Di sisi lain, Pengamat Eknomi-Politik, Dr Ichsanuddin Noorsy pun turut sepakat dengan gagasan proposal kenegaraan tersebut.
Menurut Ichsan, lima proposal yang ditawarkan DPD RI merupakan upaya untuk memperbaiki bangsa. Selain itu, Ketua DPD RI menggagas hak tersebut berdasarkan alam pikiran para pendiri bangsa.
"Ketua DPD RI berpikir berdasarkan alam pikiran para pendiri bangsa. Dalam sidang BPUPKI, sejumlah tokoh sudah menegaskan bahwa kita tak bisa berpikir ala Barat dan Timur. Kita harus berpikir ala kita," ujar Ichsanuddin dalam kesempatan yang sama.
Oleh karenanya, Ichsanuddin sependapat bahwa MPR mesti dikembalikan sebagai Lembaga Tertinggi Negara. Pun halnya dengan anggota DPR RI dari unsur perseorangan, Ichsanuddin melihat hal tersebut mungkin dilakukan selama ada kesungguhan untuk mengimplementasikannya.

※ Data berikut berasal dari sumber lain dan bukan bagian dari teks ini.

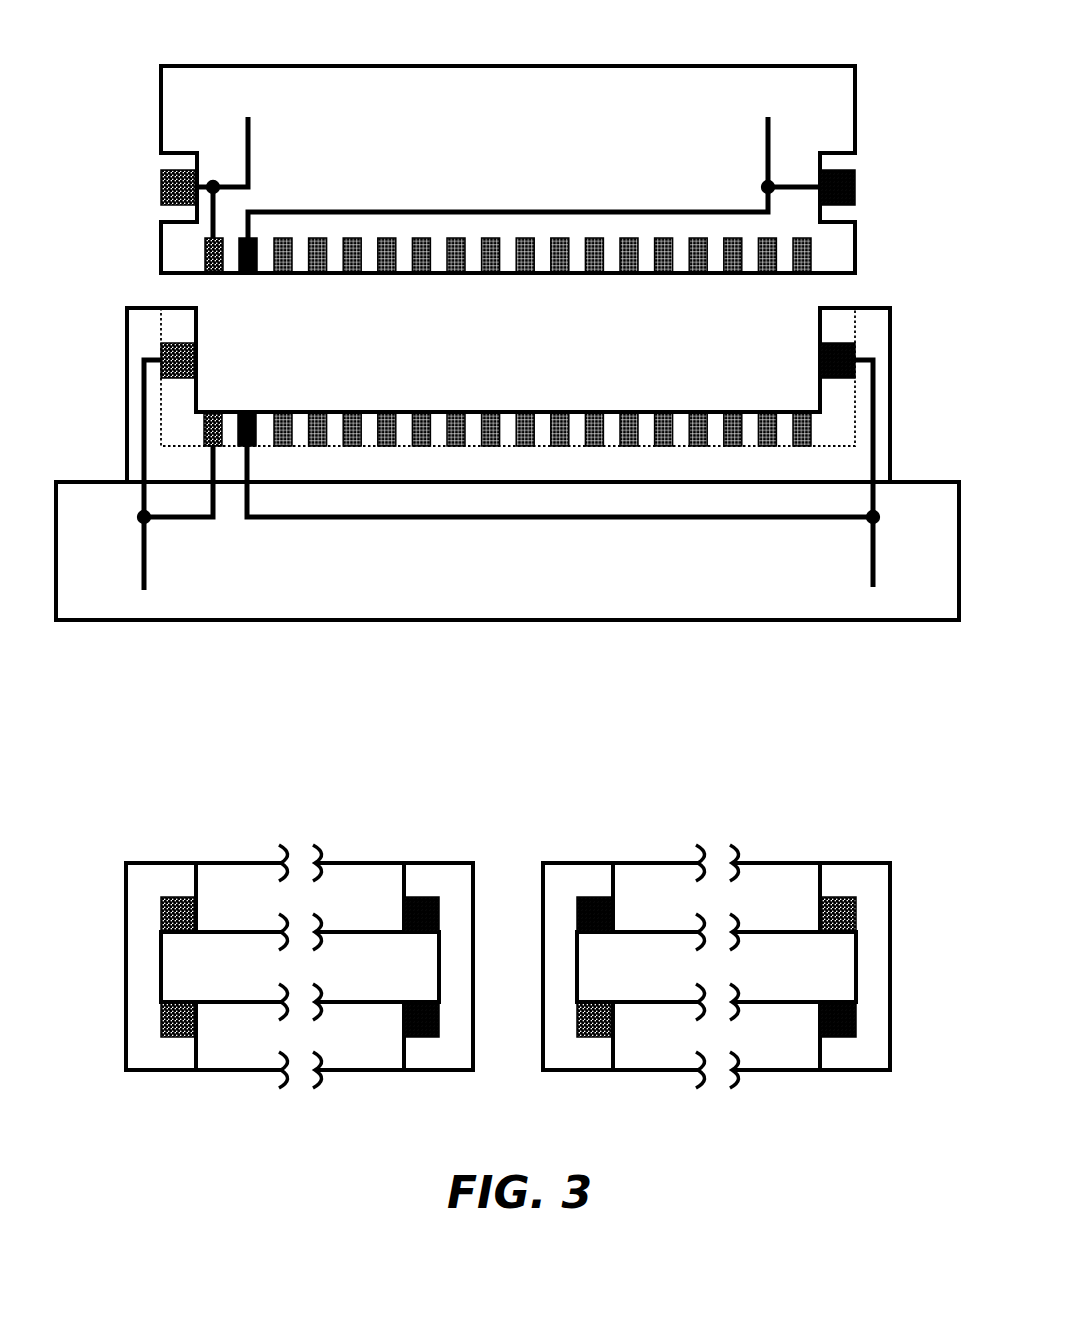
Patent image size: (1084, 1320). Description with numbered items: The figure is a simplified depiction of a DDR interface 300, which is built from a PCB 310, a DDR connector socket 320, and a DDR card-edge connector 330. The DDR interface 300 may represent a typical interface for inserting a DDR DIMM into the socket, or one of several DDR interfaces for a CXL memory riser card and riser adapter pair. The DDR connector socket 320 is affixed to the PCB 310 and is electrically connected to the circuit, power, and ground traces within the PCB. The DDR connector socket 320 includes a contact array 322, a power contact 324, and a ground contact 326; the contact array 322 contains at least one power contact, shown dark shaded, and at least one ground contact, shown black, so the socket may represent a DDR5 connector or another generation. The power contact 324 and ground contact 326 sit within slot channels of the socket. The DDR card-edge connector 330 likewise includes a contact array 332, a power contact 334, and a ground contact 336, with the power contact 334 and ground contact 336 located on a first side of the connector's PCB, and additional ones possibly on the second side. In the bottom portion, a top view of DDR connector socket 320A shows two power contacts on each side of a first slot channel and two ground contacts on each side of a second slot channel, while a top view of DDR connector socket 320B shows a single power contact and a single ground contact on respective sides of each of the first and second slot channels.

The DDR interface 300 is at (147, 678).
The PCB 310 is at (126, 482).
The DDR connector socket 320 is at (136, 307).
The contact array 322 is at (392, 398).
The power contact 324 is at (198, 355).
The ground contact 326 is at (818, 355).
The DDR card-edge connector 330 is at (166, 66).
The contact array 332 is at (550, 288).
The power contact 334 is at (158, 178).
The ground contact 336 is at (857, 181).
The DDR connector socket 320A is at (138, 863).
The DDR connector socket 320B is at (555, 863).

Berikut isi dari lima proposal kenegaraan yang dipublikasikan DPD RI
1. Mengembalikan MPR sebagai Lembaga Tertinggi Negara, sebagai sebuah sistem demokrasi yang berkecukupan
menampung semua elemen bangsa dan menjadi penjelmaan rakyat sebagai pemilik serta pelaksana kedaulatan.

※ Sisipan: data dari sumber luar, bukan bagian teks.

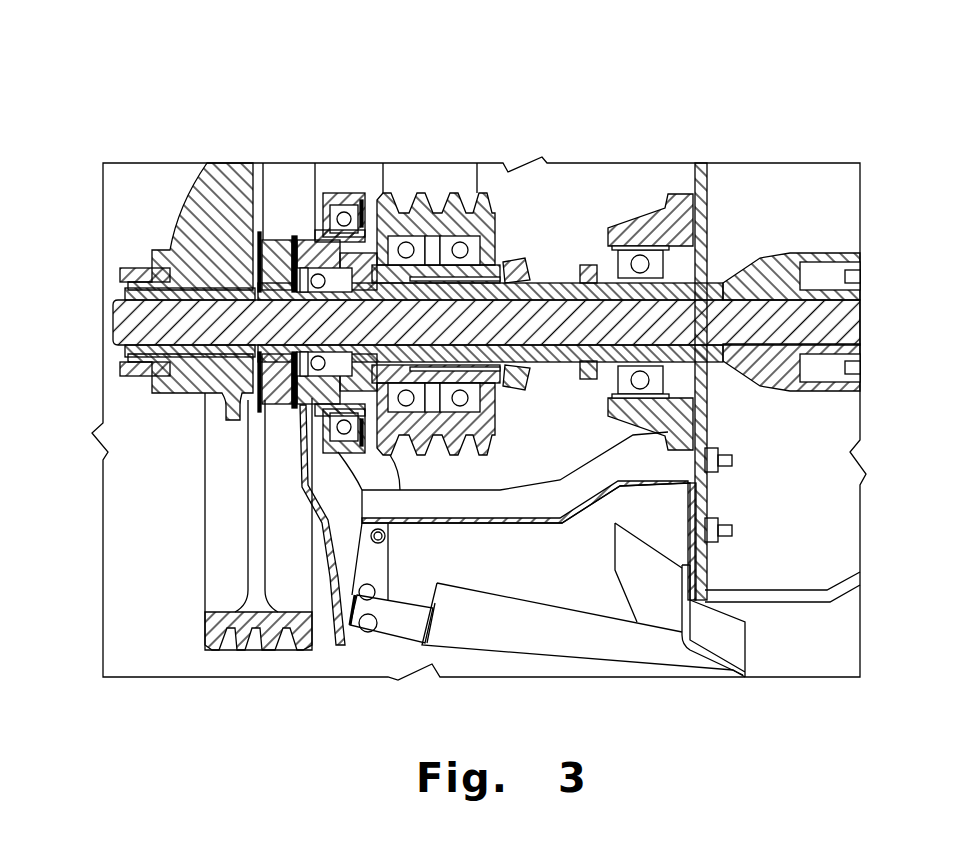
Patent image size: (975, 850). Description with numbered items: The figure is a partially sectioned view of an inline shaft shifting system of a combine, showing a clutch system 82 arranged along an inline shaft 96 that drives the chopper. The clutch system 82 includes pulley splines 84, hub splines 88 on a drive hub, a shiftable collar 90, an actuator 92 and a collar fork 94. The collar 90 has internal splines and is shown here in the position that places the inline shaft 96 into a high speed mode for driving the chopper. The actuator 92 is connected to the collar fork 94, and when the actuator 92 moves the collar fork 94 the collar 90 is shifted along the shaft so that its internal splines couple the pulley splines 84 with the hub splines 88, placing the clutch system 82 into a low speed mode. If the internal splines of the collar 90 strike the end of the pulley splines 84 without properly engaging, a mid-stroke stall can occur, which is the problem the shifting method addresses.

The clutch system 82 is at (250, 92).
The pulley splines 84 is at (284, 238).
The hub splines 88 is at (303, 238).
The collar 90 is at (349, 195).
The actuator 92 is at (510, 602).
The collar fork 94 is at (393, 555).
The inline shaft 96 is at (120, 322).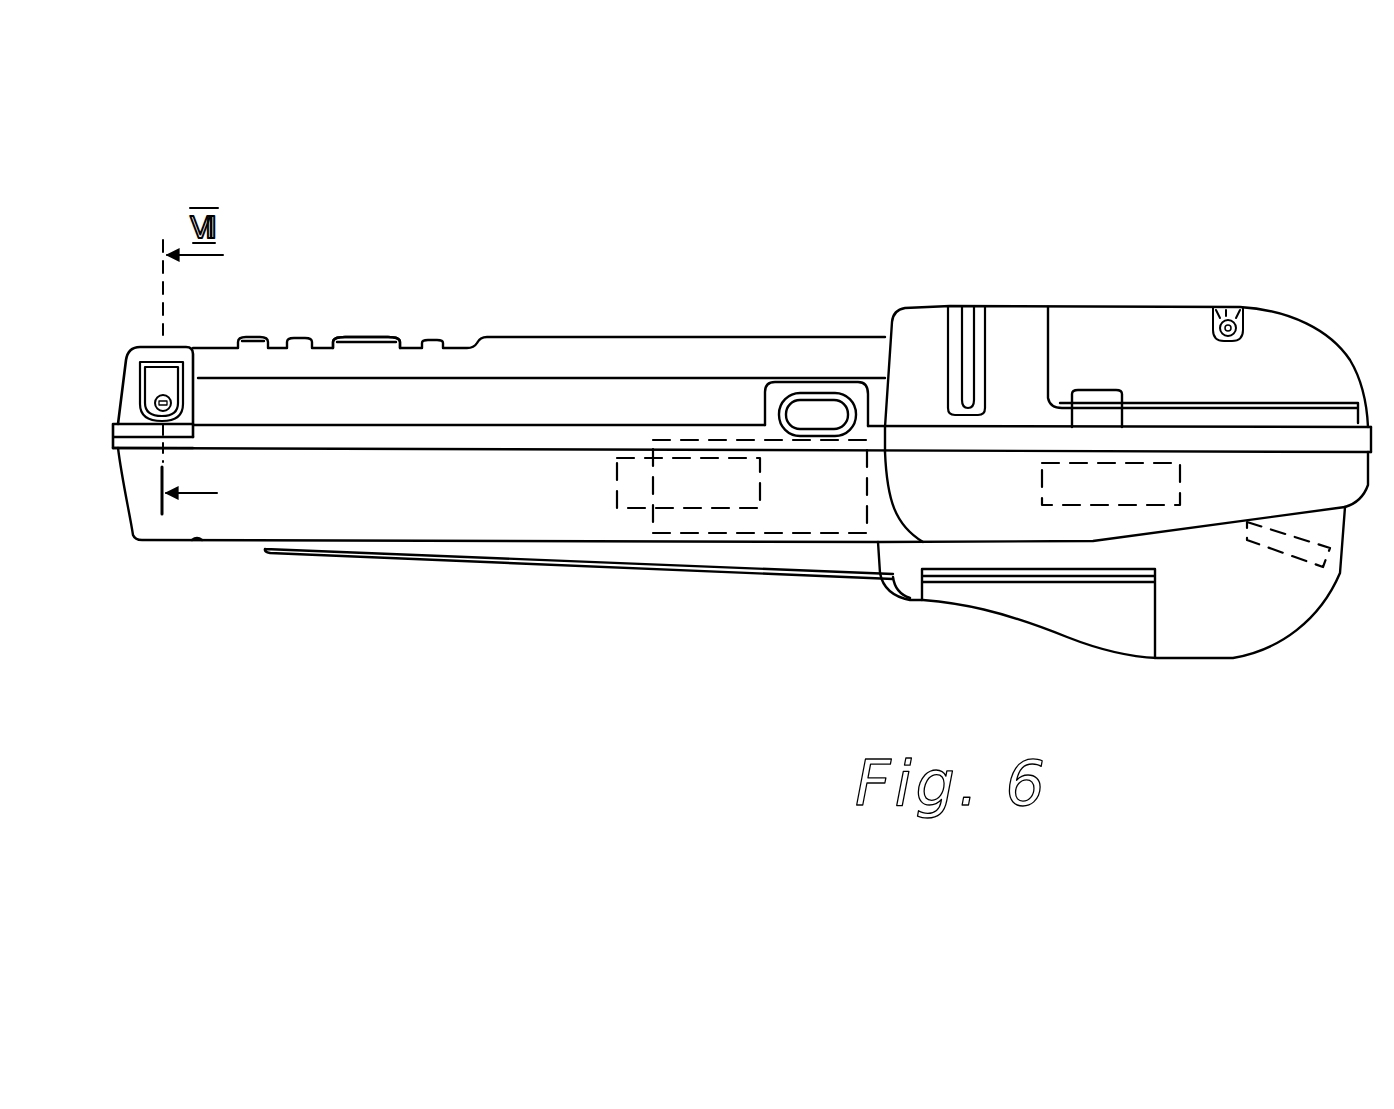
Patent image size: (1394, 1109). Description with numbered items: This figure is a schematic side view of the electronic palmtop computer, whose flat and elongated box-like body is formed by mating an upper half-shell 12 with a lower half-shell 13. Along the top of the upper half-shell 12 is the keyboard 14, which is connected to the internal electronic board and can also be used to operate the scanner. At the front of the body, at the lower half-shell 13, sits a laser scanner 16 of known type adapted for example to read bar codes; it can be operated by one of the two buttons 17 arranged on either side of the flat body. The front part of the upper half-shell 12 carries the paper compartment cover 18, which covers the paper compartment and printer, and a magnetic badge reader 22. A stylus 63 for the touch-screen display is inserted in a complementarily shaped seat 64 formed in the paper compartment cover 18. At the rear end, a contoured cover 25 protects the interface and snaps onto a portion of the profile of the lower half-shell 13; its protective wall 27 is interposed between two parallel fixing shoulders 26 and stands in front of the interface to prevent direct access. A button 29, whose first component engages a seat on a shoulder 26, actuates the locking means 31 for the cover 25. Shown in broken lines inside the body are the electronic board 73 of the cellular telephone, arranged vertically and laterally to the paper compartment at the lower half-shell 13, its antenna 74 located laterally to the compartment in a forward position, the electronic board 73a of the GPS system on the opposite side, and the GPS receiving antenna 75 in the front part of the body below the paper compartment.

The upper half-shell 12 is at (505, 355).
The lower half-shell 13 is at (483, 505).
The keyboard 14 is at (361, 338).
The laser scanner 16 is at (1341, 584).
The buttons 17 is at (813, 425).
The paper compartment cover 18 is at (1168, 337).
The magnetic badge reader 22 is at (968, 306).
The cover 25 is at (174, 326).
The fixing shoulders 26 is at (171, 357).
The protective wall 27 is at (122, 392).
The button 29 is at (172, 382).
The locking means 31 is at (146, 450).
The stylus 63 is at (1247, 335).
The seat 64 is at (1230, 307).
The electronic board 73 is at (712, 520).
The electronic board 73a is at (633, 485).
The antenna 74 is at (1093, 488).
The receiving antenna 75 is at (1285, 542).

2. Membuka peluang adanya anggota DPR RI yang berasal
dari peserta pemilu unsur perseorangan atau non-partisan, selain dari anggota partai politik, sebagai bagian dari upaya untuk memastikan proses pembentukan Undang-Undang yang dilakukan DPR bersama Presiden tidak didominasi oleh keterwakilan kelompok partai politik saja. Tetapi juga secara utuh dibahas oleh keterwakilan
masyarakat non partai.
3. Memastikan Utusan Daerah dan Utusan Golongan diisi melalui mekanisme pengisian dari bawah. Bukan penunjukan oleh Presiden seperti yang terjadi pada era Orde Baru. Dengan komposisi Utusan Daerah yang mengacu kepada kesejarahan wilayah yang berbasis kepada negara-negara lama dan bangsa-bangsa lama yang ada di Nusantara, yaitu para Raja dan Sultan Nusantara, serta suku dan penduduk asli Nusantara.

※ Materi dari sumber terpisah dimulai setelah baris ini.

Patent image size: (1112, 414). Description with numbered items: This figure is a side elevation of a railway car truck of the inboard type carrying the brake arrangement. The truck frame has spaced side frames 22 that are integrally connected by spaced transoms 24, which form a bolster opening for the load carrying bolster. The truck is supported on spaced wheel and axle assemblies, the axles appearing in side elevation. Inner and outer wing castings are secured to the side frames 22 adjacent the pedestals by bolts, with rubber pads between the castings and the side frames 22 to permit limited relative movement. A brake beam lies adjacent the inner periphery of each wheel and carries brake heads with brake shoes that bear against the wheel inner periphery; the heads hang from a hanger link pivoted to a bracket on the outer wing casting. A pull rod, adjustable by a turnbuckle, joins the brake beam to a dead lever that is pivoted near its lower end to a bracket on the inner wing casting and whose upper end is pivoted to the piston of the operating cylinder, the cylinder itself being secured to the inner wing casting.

Sedangkan Utusan Golongan diisi oleh Organisasi Sosial
Masyarakat dan Organisasi Profesi yang memiliki kesejarahan dan bobot kontribusi bagi pemajuan Ekonomi, Sosial, Budaya, Pertahanan Keamanan dan Agama bagi Indonesia.
4. Memberikan kewenangan kepada Utusan Daerah dan
Utusan Golongan untuk memberikan pendapat terhadap materi Rancangan Undang-Undang yang dibentuk oleh DPR bersama Presiden sebagai bagian dari keterlibatan publik yang utuh.
5. menempatkan secara tepat, tugas, peran dan fungsi Lembaga Negara yang sudah dibentuk di era Reformasi, sebagai bagian dari kebutuhan sistem dan struktur ketatanegaraan.